In many ways, Cam McDaniel’s fumble might be a blessing in disguise. Because while the senior captain is a wonderful team leader and a player that deserves respect, he’s not one of the team’s best three running backs. And he’s certainly not going to be a part of the equation for an Irish team that now needs to look to a bright future in 2015.
With three losses, it’s time for Kelly and his coaching staff to make some tough decisions. And that might mean coaching for 2015. That’s not to minimize the next two football games. Both are critical to the present and the future. But in some 50-50 matchups where veterans are playing, it’s time to see what the kids can do.

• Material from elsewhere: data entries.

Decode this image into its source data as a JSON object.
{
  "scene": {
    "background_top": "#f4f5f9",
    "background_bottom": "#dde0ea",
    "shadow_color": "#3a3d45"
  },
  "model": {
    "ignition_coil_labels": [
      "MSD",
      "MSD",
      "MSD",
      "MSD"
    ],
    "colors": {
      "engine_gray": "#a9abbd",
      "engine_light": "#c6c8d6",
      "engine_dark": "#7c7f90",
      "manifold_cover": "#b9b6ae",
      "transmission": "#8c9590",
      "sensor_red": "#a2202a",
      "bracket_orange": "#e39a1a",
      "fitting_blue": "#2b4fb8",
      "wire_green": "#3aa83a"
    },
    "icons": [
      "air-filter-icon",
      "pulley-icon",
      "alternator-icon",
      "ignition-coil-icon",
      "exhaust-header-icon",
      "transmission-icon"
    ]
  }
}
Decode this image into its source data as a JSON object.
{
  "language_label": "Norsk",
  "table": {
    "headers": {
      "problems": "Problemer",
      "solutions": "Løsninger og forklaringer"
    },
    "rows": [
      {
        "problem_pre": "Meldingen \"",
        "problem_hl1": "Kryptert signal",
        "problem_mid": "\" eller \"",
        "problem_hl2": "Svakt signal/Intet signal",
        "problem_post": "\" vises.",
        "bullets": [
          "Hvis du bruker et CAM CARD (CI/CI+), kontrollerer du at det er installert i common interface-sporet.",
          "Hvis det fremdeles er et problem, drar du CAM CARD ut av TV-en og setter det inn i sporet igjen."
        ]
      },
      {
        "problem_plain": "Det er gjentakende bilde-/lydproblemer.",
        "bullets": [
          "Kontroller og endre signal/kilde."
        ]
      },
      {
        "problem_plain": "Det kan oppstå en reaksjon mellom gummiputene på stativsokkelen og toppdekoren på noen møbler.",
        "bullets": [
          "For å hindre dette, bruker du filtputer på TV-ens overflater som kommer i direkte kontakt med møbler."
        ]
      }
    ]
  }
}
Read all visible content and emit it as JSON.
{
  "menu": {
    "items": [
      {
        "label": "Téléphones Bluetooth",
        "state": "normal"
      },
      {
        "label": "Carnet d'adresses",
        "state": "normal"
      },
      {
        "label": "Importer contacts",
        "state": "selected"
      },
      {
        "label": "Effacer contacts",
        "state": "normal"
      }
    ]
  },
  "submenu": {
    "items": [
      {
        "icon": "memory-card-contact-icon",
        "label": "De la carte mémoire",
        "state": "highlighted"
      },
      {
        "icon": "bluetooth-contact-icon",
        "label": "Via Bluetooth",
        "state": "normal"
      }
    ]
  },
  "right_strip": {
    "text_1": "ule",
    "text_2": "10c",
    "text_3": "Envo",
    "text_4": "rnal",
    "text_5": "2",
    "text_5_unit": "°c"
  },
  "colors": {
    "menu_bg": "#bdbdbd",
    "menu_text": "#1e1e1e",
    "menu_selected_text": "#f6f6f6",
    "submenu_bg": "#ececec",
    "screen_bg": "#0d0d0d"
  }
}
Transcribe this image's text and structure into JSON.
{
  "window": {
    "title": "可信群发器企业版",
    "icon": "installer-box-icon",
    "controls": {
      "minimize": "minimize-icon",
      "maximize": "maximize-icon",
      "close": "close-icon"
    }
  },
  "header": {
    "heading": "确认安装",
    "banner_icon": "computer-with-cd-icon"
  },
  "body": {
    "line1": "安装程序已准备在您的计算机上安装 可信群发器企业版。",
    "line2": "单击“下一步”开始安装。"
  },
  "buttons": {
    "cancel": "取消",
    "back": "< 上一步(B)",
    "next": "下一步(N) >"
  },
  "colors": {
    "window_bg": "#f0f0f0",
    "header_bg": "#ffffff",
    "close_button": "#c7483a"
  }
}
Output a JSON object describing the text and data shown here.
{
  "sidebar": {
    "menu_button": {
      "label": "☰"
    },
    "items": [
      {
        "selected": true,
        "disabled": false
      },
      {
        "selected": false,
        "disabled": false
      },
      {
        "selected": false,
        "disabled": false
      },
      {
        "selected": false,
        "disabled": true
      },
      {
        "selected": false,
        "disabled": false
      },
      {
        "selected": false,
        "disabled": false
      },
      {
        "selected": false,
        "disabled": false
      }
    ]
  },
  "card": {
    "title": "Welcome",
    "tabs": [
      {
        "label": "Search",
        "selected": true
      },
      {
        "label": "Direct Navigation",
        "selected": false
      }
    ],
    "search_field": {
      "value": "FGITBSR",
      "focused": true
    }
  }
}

That means giving Mike McGlinchey a shot at right tackle, working him into the rotation with fifth-year veteran Christian Lombard. It also means looking at players like Colin McGovern and the rest of the talented depth chart likely chomping at the bit while the offensive line plays just adequately.
If the secondary is at bare bones, let’s see Nick Watkins get in the mix in the secondary, especially with Cody Riggs injured and Watkins already playing through his freshman eligibility.
If the Pinstripe Bowl was when Kelly forced Max Redfield into the lineup, the head coach and his talented sophomore safety need to kiss and make up, because Redfield is a part of the future, even if it’s been a bumpy road the past few months. So is Tranquill, but in a role better suited for his skillset. Veteran Matthias Farley showed he’s a part of that group too, another huge game for a veteran that’s gone through the fire and emerged a better player.
The next project should be Greg Bryant. The sophomore running back showed some frustration on social media in the immediate aftermath of the football game, but he needs to play his way through inexperience. That’s easier to do with McDaniel fumbling away the game and missing pass blocking assignments as well.
After nightmares like today, looking forward is difficult. But while Saturday’s shocking loss took 2014 off track, Kelly would be wise not to let it do the same to next season.